Sam Rainsy has asked for President Obama’s help to mediate political discussions. Do you think that can happen?
You’re talking about the letter he wrote. I saw the copy of that letter. Obviously, we made sure that got delivered to the President [Obama]’s office. I don’t really know or have a comment for you on how they’ll react to that. I do think they take it very seriously, but I am not sure if that’s something we have to do during the Sunnylands conference or not.
I also think that there’s been some progress recently in Cambodia and that the parties are talking themselves. While we wait, while we look at that letter, I think they should continue that talking and, really, there’s much they can do without mediation as well.
Will the US provide any more funds for the Khmer Rouge tribunal?
The importance of bringing the Khmer Rouge leaders most responsible for that era to trial, we’ve always supported that. Over the years we’ve given…over $30 million, which makes us really one of the very largest contributors, so our record in contributing the tribunal is clear. We do our funding year by year. The Congress passes budgets every year. We’re working with the Congress right now on what the size of our contributions going into the future is going to be. But of course, as the overall cost of the tribunal comes down, our contributions have gone down as well.
Why does the US continue to support the tribunal?
That was the darkest era in Cambodia’s history. Those four years, they continue to affect the country today, in big ways and small ways. We’ll never know some of the personal trauma. How do you repair that? All the trauma that millions of Cambodians went through during that period. My wife was one of those—she was here in Cambodia during the Khmer Rouge era, so she knows that personally.
The tribunal, of course, isn’t perfect. We agreed early on that we were going to seek to bring to trial those most responsible for the crimes of that era. You could argue, what good is it, to try [only the top leaders]? Why focus on a few older people? But to me, it’s important to do that, it’s symbolically important, it’s important for the development of Cambodia’s legal system. It’s important to show Cambodians from that era, even if they can’t get a full measure of justice—as we say in America—there is some justice out there. We support it because it is the right thing to do and we think it’s important for Cambodia.
We also support, incidentally, other things, and prominent among those is the Documentation Center of Cambodia, which is really doing a lot to simply document what happened in that era, which most people don’t know. Many younger Cambodians don’t really have a full idea of what it was like to live in Srok Khmer back then, and so the Documentation Center has put together a lot of good information that is going to be available for the future generations so that Cambodians can understand your own history.

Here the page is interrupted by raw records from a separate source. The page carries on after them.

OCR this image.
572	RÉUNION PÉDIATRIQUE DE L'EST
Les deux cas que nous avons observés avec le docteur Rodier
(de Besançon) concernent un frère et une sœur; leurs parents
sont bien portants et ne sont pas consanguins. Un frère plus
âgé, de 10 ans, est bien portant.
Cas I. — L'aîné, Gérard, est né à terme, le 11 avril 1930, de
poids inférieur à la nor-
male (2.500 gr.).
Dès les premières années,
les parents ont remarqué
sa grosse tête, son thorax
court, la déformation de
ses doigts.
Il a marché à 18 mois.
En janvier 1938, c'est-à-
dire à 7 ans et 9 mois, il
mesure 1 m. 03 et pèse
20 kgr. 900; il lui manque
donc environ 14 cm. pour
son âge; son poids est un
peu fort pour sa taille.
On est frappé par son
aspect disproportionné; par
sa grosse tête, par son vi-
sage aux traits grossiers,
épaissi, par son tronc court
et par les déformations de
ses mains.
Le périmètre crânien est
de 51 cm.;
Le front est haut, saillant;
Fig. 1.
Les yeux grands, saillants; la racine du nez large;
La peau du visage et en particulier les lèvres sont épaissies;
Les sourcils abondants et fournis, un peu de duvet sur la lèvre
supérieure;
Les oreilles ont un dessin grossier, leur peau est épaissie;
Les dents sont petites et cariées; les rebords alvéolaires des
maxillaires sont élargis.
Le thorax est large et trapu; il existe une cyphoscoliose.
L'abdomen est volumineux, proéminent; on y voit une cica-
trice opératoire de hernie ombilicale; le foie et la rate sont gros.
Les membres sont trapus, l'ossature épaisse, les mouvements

It’s a young country and, rightfully so, it’s looking forward. I think Cambodians are very future-oriented. Honestly, the parts of the relationship that I am most excited about are those forward-looking elements. We are trying to do a lot of science and technology, helping Cambodia on coding and all those 21st century economic skills they’re going to need. Young people in Cambodia, that’s what they are interested in, I understand that. But I don’t think one should forget the past either.